Es gibt keinen einzigen Beruf mit Ausnahme vielleicht von Notärzten oder Rettungskräften, in dem echte Dringlichkeit notwendig ist. Wenn du Kellner bist, brauchst du keine Dringlichkeit. Aber Konzerne und Firmen haben uns so programmiert, dass wir glauben: Wenn du keine Dringlichkeit verspürst, bist du faul oder machst etwas falsch. In Wirklichkeit aber zwingen sie uns in denselben Überlebensmodus, den sie selbst nicht in ihrem eigenen verdammten Körper halten können. Und das zerstört Menschen. Es macht Menschen krank.

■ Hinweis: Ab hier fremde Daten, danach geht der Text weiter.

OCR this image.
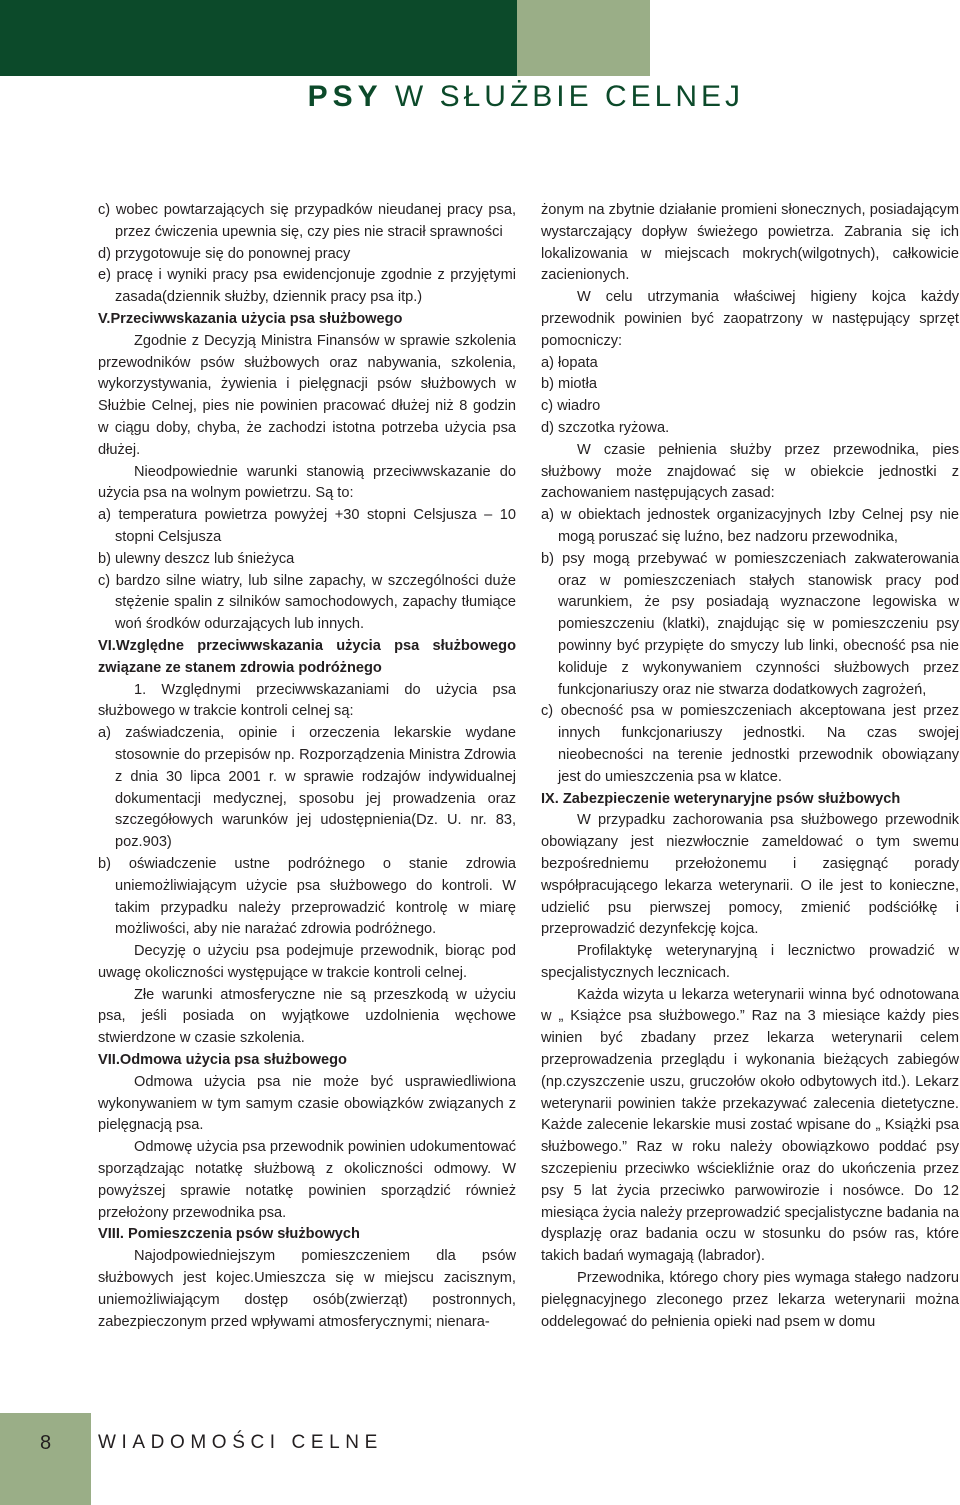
PSY W SŁUŻBIE CELNEJ

c) wobec powtarzających się przypadków nieudanej pracy psa, przez ćwiczenia upewnia się, czy pies nie stracił sprawności

d) przygotowuje się do ponownej pracy

e) pracę i wyniki pracy psa ewidencjonuje zgodnie z przyjętymi zasada(dziennik służby, dziennik pracy psa itp.)

V.Przeciwwskazania użycia psa służbowego

Zgodnie z Decyzją Ministra Finansów w sprawie szkolenia przewodników psów służbowych oraz nabywania, szkolenia, wykorzystywania, żywienia i pielęgnacji psów służbowych w Służbie Celnej, pies nie powinien pracować dłużej niż 8 godzin w ciągu doby, chyba, że zachodzi istotna potrzeba użycia psa dłużej.

Nieodpowiednie warunki stanowią przeciwwskazanie do użycia psa na wolnym powietrzu. Są to:

a) temperatura powietrza powyżej +30 stopni Celsjusza – 10 stopni Celsjusza

b) ulewny deszcz lub śnieżyca

c) bardzo silne wiatry, lub silne zapachy, w szczególności duże stężenie spalin z silników samochodowych, zapachy tłumiące woń środków odurzających lub innych.

VI.Względne przeciwwskazania użycia psa służbowego związane ze stanem zdrowia podróżnego

1. Względnymi przeciwwskazaniami do użycia psa służbowego w trakcie kontroli celnej są:

a) zaświadczenia, opinie i orzeczenia lekarskie wydane stosownie do przepisów np. Rozporządzenia Ministra Zdrowia z dnia 30 lipca 2001 r. w sprawie rodzajów indywidualnej dokumentacji medycznej, sposobu jej prowadzenia oraz szczegółowych warunków jej udostępnienia(Dz. U. nr. 83, poz.903)

b) oświadczenie ustne podróżnego o stanie zdrowia uniemożliwiającym użycie psa służbowego do kontroli. W takim przypadku należy przeprowadzić kontrolę w miarę możliwości, aby nie narażać zdrowia podróżnego.

Decyzję o użyciu psa podejmuje przewodnik, biorąc pod uwagę okoliczności występujące w trakcie kontroli celnej.

Złe warunki atmosferyczne nie są przeszkodą w użyciu psa, jeśli posiada on wyjątkowe uzdolnienia węchowe stwierdzone w czasie szkolenia.

VII.Odmowa użycia psa służbowego

Odmowa użycia psa nie może być usprawiedliwiona wykonywaniem w tym samym czasie obowiązków związanych z pielęgnacją psa.

Odmowę użycia psa przewodnik powinien udokumentować sporządzając notatkę służbową z okoliczności odmowy. W powyższej sprawie notatkę powinien sporządzić również przełożony przewodnika psa.

VIII. Pomieszczenia psów służbowych

Najodpowiedniejszym pomieszczeniem dla psów służbowych jest kojec.Umieszcza się w miejscu zacisznym, uniemożliwiającym dostęp osób(zwierząt) postronnych, zabezpieczonym przed wpływami atmosferycznymi; nienara-

żonym na zbytnie działanie promieni słonecznych, posiadającym wystarczający dopływ świeżego powietrza. Zabrania się ich lokalizowania w miejscach mokrych(wilgotnych), całkowicie zacienionych.

W celu utrzymania właściwej higieny kojca każdy przewodnik powinien być zaopatrzony w następujący sprzęt pomocniczy:

a) łopata

b) miotła

c) wiadro

d) szczotka ryżowa.

W czasie pełnienia służby przez przewodnika, pies służbowy może znajdować się w obiekcie jednostki z zachowaniem następujących zasad:

a) w obiektach jednostek organizacyjnych Izby Celnej psy nie mogą poruszać się luźno, bez nadzoru przewodnika,

b) psy mogą przebywać w pomieszczeniach zakwaterowania oraz w pomieszczeniach stałych stanowisk pracy pod warunkiem, że psy posiadają wyznaczone legowiska w pomieszczeniu (klatki), znajdując się w pomieszczeniu psy powinny być przypięte do smyczy lub linki, obecność psa nie koliduje z wykonywaniem czynności służbowych przez funkcjonariuszy oraz nie stwarza dodatkowych zagrożeń,

c) obecność psa w pomieszczeniach akceptowana jest przez innych funkcjonariuszy jednostki. Na czas swojej nieobecności na terenie jednostki przewodnik obowiązany jest do umieszczenia psa w klatce.

IX. Zabezpieczenie weterynaryjne psów służbowych

W przypadku zachorowania psa służbowego przewodnik obowiązany jest niezwłocznie zameldować o tym swemu bezpośredniemu przełożonemu i zasięgnąć porady współpracującego lekarza weterynarii. O ile jest to konieczne, udzielić psu pierwszej pomocy, zmienić podściółkę i przeprowadzić dezynfekcję kojca.

Profilaktykę weterynaryjną i lecznictwo prowadzić w specjalistycznych lecznicach.

Każda wizyta u lekarza weterynarii winna być odnotowana w „ Książce psa służbowego.” Raz na 3 miesiące każdy pies winien być zbadany przez lekarza weterynarii celem przeprowadzenia przeglądu i wykonania bieżących zabiegów (np.czyszczenie uszu, gruczołów około odbytowych itd.). Lekarz weterynarii powinien także przekazywać zalecenia dietetyczne. Każde zalecenie lekarskie musi zostać wpisane do „ Książki psa służbowego.” Raz w roku należy obowiązkowo poddać psy szczepieniu przeciwko wściekliźnie oraz do ukończenia przez psy 5 lat życia przeciwko parwowirozie i nosówce. Do 12 miesiąca życia należy przeprowadzić specjalistyczne badania na dysplazję oraz badania oczu w stosunku do psów ras, które takich badań wymagają (labrador).

Przewodnika, którego chory pies wymaga stałego nadzoru pielęgnacyjnego zleconego przez lekarza weterynarii można oddelegować do pełnienia opieki nad psem w domu

8	WIADOMOŚCI CELNE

Deshalb meine Einladung an dich: Frag dich selbst, auf welche Weise du dich gegen dieses Virus der falschen Dringlichkeit auflehnen kannst. Wie kannst du lernen, dich zu entschleunigen? Und ja ich sage es offen: Es braucht in vielen Räumen ein gewisses Maß an Privileg, um das überhaupt tun zu können. Und das sehe ich. Aber ich sage auch: Wenn dein Verstand dir einredet, dass es absolut unmöglich ist, langsamer zu machen, sinnlicher zu leben, falsche Dringlichkeit im Nervensystem loszulassen und dich von innen heraus zu heilen dann lügt dein Verstand. Es ist einfach nicht wahr. Wenn du dich morgens zur Arbeit hetzt, rettest du dir vielleicht 60 Sekunden. Wenn überhaupt. Nimm dir diese 60 Sekunden zurück. Geh etwas langsamer.

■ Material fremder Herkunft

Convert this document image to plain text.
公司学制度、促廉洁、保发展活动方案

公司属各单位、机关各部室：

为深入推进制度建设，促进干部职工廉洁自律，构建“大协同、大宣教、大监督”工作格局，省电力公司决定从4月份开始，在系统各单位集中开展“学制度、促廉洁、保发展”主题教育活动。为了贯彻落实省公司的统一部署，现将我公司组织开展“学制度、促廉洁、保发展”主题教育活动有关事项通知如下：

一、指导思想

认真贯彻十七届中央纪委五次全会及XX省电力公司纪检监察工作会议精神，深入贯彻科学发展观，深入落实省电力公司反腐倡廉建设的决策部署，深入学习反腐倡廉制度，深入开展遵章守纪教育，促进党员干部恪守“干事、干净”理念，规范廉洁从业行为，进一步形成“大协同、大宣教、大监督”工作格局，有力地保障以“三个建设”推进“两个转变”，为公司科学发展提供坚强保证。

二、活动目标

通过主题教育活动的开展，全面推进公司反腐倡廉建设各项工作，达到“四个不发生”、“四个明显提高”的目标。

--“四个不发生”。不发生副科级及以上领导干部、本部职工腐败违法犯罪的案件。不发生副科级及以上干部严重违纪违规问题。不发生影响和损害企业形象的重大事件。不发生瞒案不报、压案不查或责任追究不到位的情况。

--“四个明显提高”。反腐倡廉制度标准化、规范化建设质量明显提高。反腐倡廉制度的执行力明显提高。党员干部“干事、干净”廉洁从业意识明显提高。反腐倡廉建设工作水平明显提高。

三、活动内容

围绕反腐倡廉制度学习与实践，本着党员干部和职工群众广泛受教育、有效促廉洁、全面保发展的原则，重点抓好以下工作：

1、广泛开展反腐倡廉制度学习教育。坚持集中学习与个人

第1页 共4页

Oder wenn du gerade abspülst: Warum diese Eile? Du bist doch schon da. Sei da. Lerne, da zu sein auch wenn es sich kurz unwohl anfühlt. Oder warum suchst du so verzweifelt deinen Seelenpartner oder versuchst zwanghaft abzunehmen? Wenn du schon datest oder regelmäßig ins Fitnessstudio gehst und dich gesund ernährst, hör auf, deinen Prozess zu hetzen. Du stresst deinen Körper nur zusätzlich. Das führt direkt in den Burnout.

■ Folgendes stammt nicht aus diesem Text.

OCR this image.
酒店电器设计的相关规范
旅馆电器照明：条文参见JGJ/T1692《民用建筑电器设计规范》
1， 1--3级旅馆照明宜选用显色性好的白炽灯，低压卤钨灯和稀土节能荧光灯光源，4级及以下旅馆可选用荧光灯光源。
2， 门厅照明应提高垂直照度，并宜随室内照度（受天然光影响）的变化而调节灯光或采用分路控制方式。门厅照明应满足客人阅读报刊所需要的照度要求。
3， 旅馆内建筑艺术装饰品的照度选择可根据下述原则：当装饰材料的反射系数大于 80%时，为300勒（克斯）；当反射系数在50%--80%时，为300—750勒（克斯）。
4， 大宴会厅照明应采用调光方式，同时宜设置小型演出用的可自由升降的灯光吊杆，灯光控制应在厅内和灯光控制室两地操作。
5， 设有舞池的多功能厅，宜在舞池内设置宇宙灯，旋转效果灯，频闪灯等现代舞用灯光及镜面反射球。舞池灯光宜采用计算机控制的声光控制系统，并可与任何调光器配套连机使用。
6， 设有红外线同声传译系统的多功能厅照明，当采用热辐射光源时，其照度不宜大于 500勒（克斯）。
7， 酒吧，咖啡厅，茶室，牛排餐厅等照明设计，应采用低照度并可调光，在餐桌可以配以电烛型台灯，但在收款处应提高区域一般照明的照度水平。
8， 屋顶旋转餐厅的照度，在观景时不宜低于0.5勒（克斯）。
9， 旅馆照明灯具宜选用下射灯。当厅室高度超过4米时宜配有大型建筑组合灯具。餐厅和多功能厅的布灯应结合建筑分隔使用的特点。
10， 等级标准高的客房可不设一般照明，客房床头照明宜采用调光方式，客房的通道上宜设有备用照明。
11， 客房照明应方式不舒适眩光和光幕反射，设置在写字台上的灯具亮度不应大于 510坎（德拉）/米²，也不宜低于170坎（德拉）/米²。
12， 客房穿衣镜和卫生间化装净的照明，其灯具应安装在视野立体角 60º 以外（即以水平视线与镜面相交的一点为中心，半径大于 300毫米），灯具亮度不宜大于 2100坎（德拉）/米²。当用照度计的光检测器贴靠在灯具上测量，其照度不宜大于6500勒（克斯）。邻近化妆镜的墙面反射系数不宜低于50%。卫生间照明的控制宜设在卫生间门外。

Was du willst, ist die Kapazität für Leben zu erweitern. Und hier liegt das Paradox: Wenn du die falsche Dringlichkeit loslässt, kommst du paradoxerweise schneller voran. Du handelst mehr, bewegst dich wirkungsvoller gerade weil du den Zwang losgelassen hast, dass es schnell gehen muss. Das Leben funktioniert nun mal paradox. Wenn wir zwingen und kontrollieren, verlangsamen wir unseren Weg. Wenn du beschließt, deinen Prozess zu beschleunigen, sagst du deinem Körper in Wahrheit: "Mach es bitte doppelt so lang und quäl mich dabei.“
Also bitte: Wenn du eine Sache aus diesem Text mitnimmst, dann diese, gib dir selbst die Erlaubnis, den Weg zu genießen. Übe Sinnlichkeit. Und beobachte: Wo bist du in Eile? Und kannst du diesen Moment unterbrechen und dich entscheiden, ein kleines bisschen langsamer zu gehen? Wenn du dich dieser Arbeit langfristig widmest, wird sie dich heilen. Und irgendwann wirst du merken, wie schön es sich anfühlt, einfach nur lebendig zu sein. Alles andere wird ein Bonus.